I servizi di salute del lavoro dovrebbero essere abilitati a fornire supporto ergonomico, di salute mentale e psicosociale ai telelavoratori che utilizzano le tecnologie di telemedicina digitale, afferma ancora il rapporto Oms/Oil, e i lavoratori dovrebbero ricevere attrezzature adeguate per completare i compiti del lavoro
 
"Il telelavoro e in particolare il lavoro ibrido sono qui per restare e probabilmente aumenteranno dopo la pandemia, poiché sia le aziende che gli individui ne hanno sperimentato la fattibilità e i vantaggi", ha affermato Vera Paquete-Perdigão, Direttore del Dipartimento di governance e tripartitismo dell'Oil.

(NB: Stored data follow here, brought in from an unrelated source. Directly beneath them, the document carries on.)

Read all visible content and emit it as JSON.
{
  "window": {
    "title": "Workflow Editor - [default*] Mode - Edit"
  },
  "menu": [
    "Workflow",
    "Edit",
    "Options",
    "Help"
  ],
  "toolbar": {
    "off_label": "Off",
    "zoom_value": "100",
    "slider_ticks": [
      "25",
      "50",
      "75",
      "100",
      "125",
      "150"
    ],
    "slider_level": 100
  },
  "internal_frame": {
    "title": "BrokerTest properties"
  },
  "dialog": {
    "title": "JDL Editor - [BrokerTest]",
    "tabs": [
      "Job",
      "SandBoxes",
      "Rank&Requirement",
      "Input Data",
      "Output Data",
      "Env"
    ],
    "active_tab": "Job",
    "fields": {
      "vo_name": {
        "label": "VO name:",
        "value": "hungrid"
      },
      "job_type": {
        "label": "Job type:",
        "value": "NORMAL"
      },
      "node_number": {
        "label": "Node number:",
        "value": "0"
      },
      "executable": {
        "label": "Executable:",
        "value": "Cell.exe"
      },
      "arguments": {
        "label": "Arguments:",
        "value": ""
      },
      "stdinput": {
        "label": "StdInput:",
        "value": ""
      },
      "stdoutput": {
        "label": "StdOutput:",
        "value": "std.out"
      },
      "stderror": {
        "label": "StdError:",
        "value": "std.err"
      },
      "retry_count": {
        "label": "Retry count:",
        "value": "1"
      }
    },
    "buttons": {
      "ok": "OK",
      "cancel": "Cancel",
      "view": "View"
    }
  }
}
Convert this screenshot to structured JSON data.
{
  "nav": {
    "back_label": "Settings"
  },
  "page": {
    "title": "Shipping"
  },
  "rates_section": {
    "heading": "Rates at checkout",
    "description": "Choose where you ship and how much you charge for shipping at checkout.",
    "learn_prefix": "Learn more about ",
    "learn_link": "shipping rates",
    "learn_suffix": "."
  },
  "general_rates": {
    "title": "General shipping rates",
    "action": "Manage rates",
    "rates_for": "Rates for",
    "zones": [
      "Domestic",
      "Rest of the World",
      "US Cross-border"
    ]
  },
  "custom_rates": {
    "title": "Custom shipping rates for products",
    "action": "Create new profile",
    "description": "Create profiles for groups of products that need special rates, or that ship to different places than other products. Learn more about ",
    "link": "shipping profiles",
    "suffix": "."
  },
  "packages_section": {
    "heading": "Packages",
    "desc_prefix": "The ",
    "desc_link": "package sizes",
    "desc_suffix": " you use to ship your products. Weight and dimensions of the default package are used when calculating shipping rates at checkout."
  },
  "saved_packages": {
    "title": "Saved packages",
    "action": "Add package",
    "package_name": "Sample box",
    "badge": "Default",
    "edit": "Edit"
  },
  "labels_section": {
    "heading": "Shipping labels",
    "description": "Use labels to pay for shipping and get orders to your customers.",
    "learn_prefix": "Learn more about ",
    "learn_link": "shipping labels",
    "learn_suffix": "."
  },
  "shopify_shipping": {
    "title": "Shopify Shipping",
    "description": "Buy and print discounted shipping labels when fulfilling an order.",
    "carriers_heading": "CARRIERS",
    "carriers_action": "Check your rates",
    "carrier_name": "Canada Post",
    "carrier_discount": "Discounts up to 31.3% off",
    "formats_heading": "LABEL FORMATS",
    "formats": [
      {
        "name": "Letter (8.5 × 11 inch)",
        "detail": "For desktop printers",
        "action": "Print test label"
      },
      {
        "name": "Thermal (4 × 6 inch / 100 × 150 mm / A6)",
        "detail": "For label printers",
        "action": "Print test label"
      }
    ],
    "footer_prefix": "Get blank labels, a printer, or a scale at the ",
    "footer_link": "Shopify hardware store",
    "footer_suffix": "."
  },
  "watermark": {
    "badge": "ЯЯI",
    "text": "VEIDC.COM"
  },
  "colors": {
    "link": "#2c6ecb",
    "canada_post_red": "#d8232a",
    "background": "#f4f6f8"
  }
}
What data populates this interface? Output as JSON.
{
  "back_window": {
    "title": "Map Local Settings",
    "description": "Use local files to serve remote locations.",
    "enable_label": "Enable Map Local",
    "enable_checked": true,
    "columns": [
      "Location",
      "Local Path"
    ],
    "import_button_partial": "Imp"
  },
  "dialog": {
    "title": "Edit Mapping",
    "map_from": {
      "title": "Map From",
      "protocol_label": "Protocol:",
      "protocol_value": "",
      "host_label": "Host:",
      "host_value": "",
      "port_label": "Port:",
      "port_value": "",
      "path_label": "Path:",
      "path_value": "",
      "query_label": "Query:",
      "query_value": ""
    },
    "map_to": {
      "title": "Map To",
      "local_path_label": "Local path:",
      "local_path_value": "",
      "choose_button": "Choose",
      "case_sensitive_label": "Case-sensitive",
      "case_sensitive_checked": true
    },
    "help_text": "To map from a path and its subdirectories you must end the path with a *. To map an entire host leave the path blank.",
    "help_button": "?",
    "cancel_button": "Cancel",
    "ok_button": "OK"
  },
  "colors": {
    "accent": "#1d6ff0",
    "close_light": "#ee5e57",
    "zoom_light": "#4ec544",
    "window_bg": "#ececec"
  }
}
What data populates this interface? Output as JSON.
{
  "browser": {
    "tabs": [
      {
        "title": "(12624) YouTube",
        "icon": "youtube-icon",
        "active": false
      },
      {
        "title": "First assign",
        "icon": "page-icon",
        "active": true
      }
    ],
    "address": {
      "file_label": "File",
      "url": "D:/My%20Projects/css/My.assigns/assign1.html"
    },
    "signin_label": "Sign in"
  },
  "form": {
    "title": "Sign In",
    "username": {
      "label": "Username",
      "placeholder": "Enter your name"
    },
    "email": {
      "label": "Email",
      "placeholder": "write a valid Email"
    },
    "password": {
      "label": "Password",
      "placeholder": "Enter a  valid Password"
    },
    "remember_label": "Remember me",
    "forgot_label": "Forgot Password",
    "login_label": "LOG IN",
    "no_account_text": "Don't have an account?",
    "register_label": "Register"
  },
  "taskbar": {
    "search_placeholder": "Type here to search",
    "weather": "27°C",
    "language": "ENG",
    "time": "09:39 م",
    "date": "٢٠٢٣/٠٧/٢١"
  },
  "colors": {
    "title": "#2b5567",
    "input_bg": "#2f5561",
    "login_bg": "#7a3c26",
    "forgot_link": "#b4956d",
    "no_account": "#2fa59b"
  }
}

"Mentre ci allontaniamo da questo modello di partecipazione per stabilirci in una nuova normalità – dice ancora la rappresentante dell'Oil – abbiamo l'opportunità di incorporare nuove politiche, pratiche e norme di supporto per garantire a milioni di telelavoratori un lavoro sano, felice, produttivo e dignitoso".
 
Il report offre anche raccomandazioni pratiche per l'organizzazione del telelavoro che soddisfino le esigenze sia dei lavoratori che delle organizzazioni. Ad esempio assumono importanza la discussione e lo sviluppo di piani di lavoro di telelavoro individuali e il chiarimento delle priorità ma anche essere chiari sulle tempistiche e sui risultati attesi.
 
Come importante è concordare un sistema comune per segnalare la disponibilità al lavoro e garantire che dirigenti e colleghi rispettino il sistema.
 
Per questo, concludono le due organizzazioni internazionali delle Nazioni Unite, "le imprese con telelavoratori dovrebbero sviluppare programmi speciali per il telelavoro che combinino misure per la gestione del lavoro e delle prestazioni con tecnologie dell'informazione e della comunicazione e attrezzature adeguate, e servizi di salute del lavoro per il supporto sanitario generale, ergonomico e psicosociale".